Full results here. Palin’s been the beneficiary of some magical thinking from pundits and reporters, as evidenced very well in David Broder’s silly column that shares space with this poll today. It was always obvious that by bailing out of the only powerful job she’d held, Palin was attempting to become a celebrity pol — the kind of candidate that conservatives accused Barack Obama of being, when they groused about the media not examining him enough and spending too much time promoting his “narrative” of unity and change. The problem is that Palin, who has been unpopular for all but one month of her time on the national scene (from joining the GOP ticket to the Couric interviews,) has used her post-gubernatorial career to whine and score-settle and not — as the defenders said she had to — talk about policy in any serious way. Instead she’s filibustered about “common-sense” politics, a silly dodge that’s as old as politics itself.

Anyway, here’s what Bill Kristol wrote in The Washington Post when Palin resigned.

She has fervent supporters, which would presumably help her in primaries and caucuses. Among the general public, she has a not-great but not-unmanageable 45-44 favorability rating.

That was in a June Pew poll. Seven months later, she’s got a 37-55 favorability rating. And here’s Matt Continetti writing when Palin’s book hit the shelves.

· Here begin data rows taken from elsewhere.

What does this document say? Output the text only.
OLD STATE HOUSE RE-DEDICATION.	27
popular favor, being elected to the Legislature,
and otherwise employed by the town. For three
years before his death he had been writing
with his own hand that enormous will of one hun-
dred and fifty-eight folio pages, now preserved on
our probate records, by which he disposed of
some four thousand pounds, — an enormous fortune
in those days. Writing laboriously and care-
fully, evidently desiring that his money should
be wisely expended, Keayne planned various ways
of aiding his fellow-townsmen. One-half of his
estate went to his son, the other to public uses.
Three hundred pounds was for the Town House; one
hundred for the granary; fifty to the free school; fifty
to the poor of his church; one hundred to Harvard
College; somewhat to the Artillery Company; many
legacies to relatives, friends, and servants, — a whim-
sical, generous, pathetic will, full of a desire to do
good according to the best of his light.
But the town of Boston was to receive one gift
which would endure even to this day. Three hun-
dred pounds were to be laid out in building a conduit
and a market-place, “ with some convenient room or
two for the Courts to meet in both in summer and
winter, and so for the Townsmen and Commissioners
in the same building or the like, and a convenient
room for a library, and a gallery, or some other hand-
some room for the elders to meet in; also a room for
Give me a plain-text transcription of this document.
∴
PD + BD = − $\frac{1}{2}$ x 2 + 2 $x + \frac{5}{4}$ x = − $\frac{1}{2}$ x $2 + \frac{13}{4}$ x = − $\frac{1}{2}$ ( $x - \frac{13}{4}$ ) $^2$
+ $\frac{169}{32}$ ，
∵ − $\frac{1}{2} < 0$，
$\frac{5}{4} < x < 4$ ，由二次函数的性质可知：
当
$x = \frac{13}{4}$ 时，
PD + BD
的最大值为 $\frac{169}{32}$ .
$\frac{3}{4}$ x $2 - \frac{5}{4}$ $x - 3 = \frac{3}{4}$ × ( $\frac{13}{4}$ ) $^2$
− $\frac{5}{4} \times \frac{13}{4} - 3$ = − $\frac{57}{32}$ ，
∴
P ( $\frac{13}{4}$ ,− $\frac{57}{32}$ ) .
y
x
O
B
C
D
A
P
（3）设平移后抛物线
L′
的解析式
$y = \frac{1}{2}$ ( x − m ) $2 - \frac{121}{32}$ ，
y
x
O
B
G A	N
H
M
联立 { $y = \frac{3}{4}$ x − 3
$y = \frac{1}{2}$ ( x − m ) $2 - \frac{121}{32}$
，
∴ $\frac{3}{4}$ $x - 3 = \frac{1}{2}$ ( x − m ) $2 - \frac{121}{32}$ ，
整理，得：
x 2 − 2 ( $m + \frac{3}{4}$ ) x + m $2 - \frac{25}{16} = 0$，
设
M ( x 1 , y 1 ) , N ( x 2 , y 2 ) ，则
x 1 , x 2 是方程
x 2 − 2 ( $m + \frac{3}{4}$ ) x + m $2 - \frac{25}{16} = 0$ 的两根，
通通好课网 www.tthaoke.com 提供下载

Independents are a different story. These are the folks who decide presidential elections, and they are divided on Ms. Palin. In last month’s Gallup poll, Ms. Palin had a 48% unfavorable and 41% favorable rating among independents. Not good, but not insurmountable. Flip those percentages, and they could be serving moose burgers in the White House in 2013.

Today:

Six percent of Democrats now consider her qualified for the presidency, a drop from 22 percent in November; the percentage of independents who think she is qualified fell to 29 percent from 37 percent.

But if she finds a way to move up 21 points, they could be serving moose burgers in the White House!